The Trusts had given multi-year arts support in the past only occasionally.

On two counts, however, the announcement given by Godfrey and Bauer that day rocked many of their listeners: the open competition, which had serious implications for everyone present, and the no-deficit stipulation.

With this latter point, Gerry Givnish took issue aloud. Givnish is artistic director of the Painted Bride Art Center, an organization he co-founded in 1969 to "create and present work that affirms the intrinsic value of all cultures, the healing power of the arts and their ability to effect social change." Givnish was respected by Godfrey and Bauer as one of the few people who might stand in a meeting in the offices of a longtime major funder of his organization and question that funder's intentions.
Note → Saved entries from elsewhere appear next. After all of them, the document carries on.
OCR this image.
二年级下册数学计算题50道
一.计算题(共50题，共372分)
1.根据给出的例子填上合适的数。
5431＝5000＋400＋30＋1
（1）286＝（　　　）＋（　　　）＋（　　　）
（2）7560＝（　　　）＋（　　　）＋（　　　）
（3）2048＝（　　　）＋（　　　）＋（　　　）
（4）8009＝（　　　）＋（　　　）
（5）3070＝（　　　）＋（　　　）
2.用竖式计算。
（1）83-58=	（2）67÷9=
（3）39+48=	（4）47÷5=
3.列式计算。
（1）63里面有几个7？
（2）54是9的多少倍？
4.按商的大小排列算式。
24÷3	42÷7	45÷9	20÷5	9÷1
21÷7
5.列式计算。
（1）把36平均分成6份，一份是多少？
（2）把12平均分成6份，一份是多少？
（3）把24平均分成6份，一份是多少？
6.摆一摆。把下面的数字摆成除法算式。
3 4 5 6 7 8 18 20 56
Though thinking PCLP a good idea that day, Givnish had, he says now, "problems with some of their criteria". At that time, the future of the National Endowment for the Arts was in doubt. Givnish admired the NEA's emphasis on the accessibility of the arts, the diversity and match of audience and program.
To him it seemed that PCLP stressed organizational
self-sufficiency. Givnish rose among his colleagues to express hisreservations. "This approach might reduce our penchant for risk-taking," he said. "If you can't have a deficit of any kind or other, you'd be loath to try something risky."

"You should do both," Godfrey replied, arguing that creativity can be better sustained when it is unencumbered by debts and poor cash flow.
Believing this himself, Givnish thought her answer a good one.
As discussion on this point continued, Sara Garonzik, producing artistic director of the Philadelphia Theatre Company, sat thinking it "a little scary" that PCLP applicants "couldn't have a penny of debt." But she felt far more scared at the thought of not being in the program.
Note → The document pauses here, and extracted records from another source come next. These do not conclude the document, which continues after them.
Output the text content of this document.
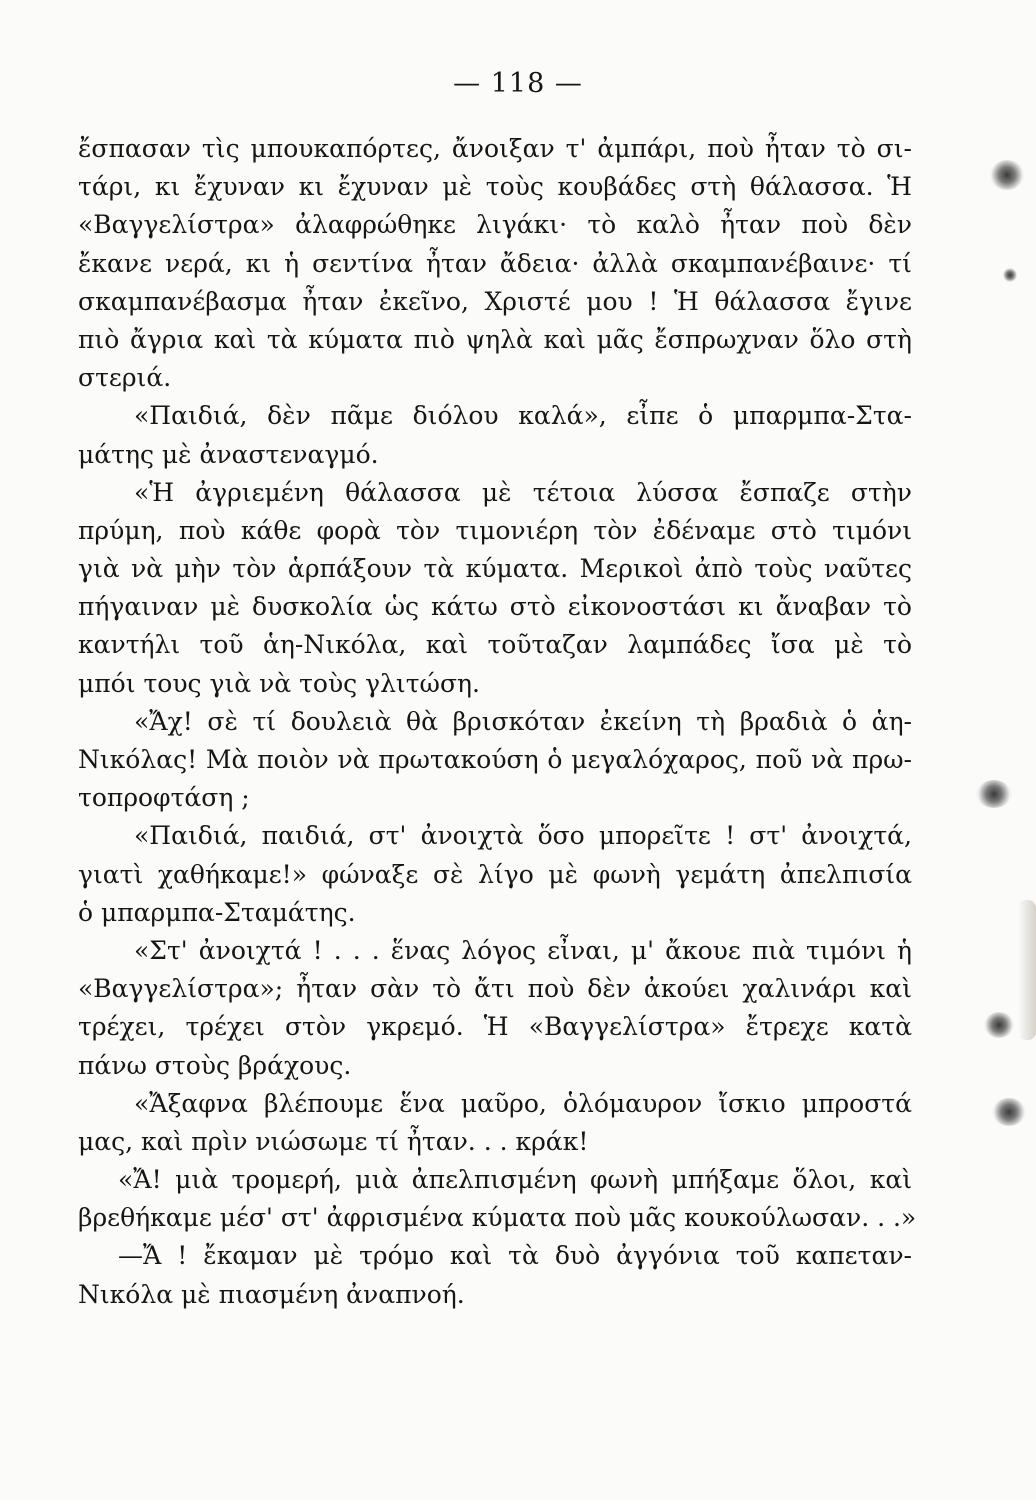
— 118 —
ἔσπασαν τὶς μπουκαπόρτες, ἄνοιξαν τ' ἀμπάρι, ποὺ ἦταν τὸ σι-
τάρι, κι ἔχυναν κι ἔχυναν μὲ τοὺς κουβάδες στὴ θάλασσα. Ἡ
«Βαγγελίστρα» ἀλαφρώθηκε λιγάκι· τὸ καλὸ ἦταν ποὺ δὲν
ἔκανε νερά, κι ἡ σεντίνα ἦταν ἄδεια· ἀλλὰ σκαμπανέβαινε· τί
σκαμπανέβασμα ἦταν ἐκεῖνο, Χριστέ μου ! Ἡ θάλασσα ἔγινε
πιὸ ἄγρια καὶ τὰ κύματα πιὸ ψηλὰ καὶ μᾶς ἔσπρωχναν ὅλο στὴ
στεριά.
«Παιδιά, δὲν πᾶμε διόλου καλά», εἶπε ὁ μπαρμπα-Στα-
μάτης μὲ ἀναστεναγμό.
«Ἡ ἀγριεμένη θάλασσα μὲ τέτοια λύσσα ἔσπαζε στὴν
πρύμη, ποὺ κάθε φορὰ τὸν τιμονιέρη τὸν ἐδέναμε στὸ τιμόνι
γιὰ νὰ μὴν τὸν ἁρπάξουν τὰ κύματα. Μερικοὶ ἀπὸ τοὺς ναῦτες
πήγαιναν μὲ δυσκολία ὡς κάτω στὸ εἰκονοστάσι κι ἄναβαν τὸ
καντήλι τοῦ ἁη-Νικόλα, καὶ τοῦταζαν λαμπάδες ἴσα μὲ τὸ
μπόι τους γιὰ νὰ τοὺς γλιτώση.
«Ἄχ! σὲ τί δουλειὰ θὰ βρισκόταν ἐκείνη τὴ βραδιὰ ὁ ἁη-
Νικόλας! Μὰ ποιὸν νὰ πρωτακούση ὁ μεγαλόχαρος, ποῦ νὰ πρω-
τοπροφτάση ;
«Παιδιά, παιδιά, στ' ἀνοιχτὰ ὅσο μπορεῖτε ! στ' ἀνοιχτά,
γιατὶ χαθήκαμε!» φώναξε σὲ λίγο μὲ φωνὴ γεμάτη ἀπελπισία
ὁ μπαρμπα-Σταμάτης.
«Στ' ἀνοιχτά ! . . . ἕνας λόγος εἶναι, μ' ἄκουε πιὰ τιμόνι ἡ
«Βαγγελίστρα»; ἦταν σὰν τὸ ἄτι ποὺ δὲν ἀκούει χαλινάρι καὶ
τρέχει, τρέχει στὸν γκρεμό. Ἡ «Βαγγελίστρα» ἔτρεχε κατὰ
πάνω στοὺς βράχους.
«Ἄξαφνα βλέπουμε ἕνα μαῦρο, ὁλόμαυρον ἴσκιο μπροστά
μας, καὶ πρὶν νιώσωμε τί ἦταν. . . κράκ!
«Ἄ! μιὰ τρομερή, μιὰ ἀπελπισμένη φωνὴ μπήξαμε ὅλοι, καὶ
βρεθήκαμε μέσ' στ' ἀφρισμένα κύματα ποὺ μᾶς κουκούλωσαν. . .»
—Ἄ ! ἔκαμαν μὲ τρόμο καὶ τὰ δυὸ ἀγγόνια τοῦ καπεταν-
Νικόλα μὲ πιασμένη ἀναπνοή.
For nearly two decades, the Philadelphia Theatre Company had been introducing the work of new American playwrights to regional audiences-one of the few companies in the nation with this mission. With the Trusts' help, the company successfully reorganized after hard times in 1989. In the 1994-95 season,
it staged the world premiere of the hugely successful Master Class, with Zoe Caldwell, which went on to Broadway. After years in rental space, the company was looking for a theater of its own.

"I was excited," Garonzik recalls. "PCLP was a leadership program. Getting in would be a distinction, a signal to the community of what we were all about. We're competitive and ambitious by nature. We want the brass ring. I felt challenged, definitely."
Which is exactly the kind of response the Philadelphia Cultural
Leadership Program is meant to engender.

PCLP was inaugurated in 1996. After two special rounds of transition grants, the program was fully implemented in June 1997.
The application process is rigorous. Organizations are assessed against an Index of Organizational Health tailored specifically for this enterprise and must submit mission statements, recent financial audits, strategic plans, proof of plan use, and complete and accurate operational data, among other documentation.

Groups funded receive grants reflecting either a percentage of their budgets or past levels of Trusts support. To date, 50 organizations have received PCLP grants ranging from US $ 24,000 (a transition grant to the Philadelphia Volunteer Lawyers for the Arts) to US $ 2.4 million (Philadelphia Museum of Art)-a total of US $ 20 million since 1996.

Notwithstanding this exceptional level of support, the program has not settled smoothly into the local cultural community. Organizations that had regularly received Trusts funding but failed to meet PCLP standards have been stung by both the rejection and the loss of income.

They include two of the city's largest performing arts institutions: The Philadelphia Orchestra, funded in '98 but not in the first transitional round in '96, and the Pennsylvania Ballet, funded in '96 but not in '98.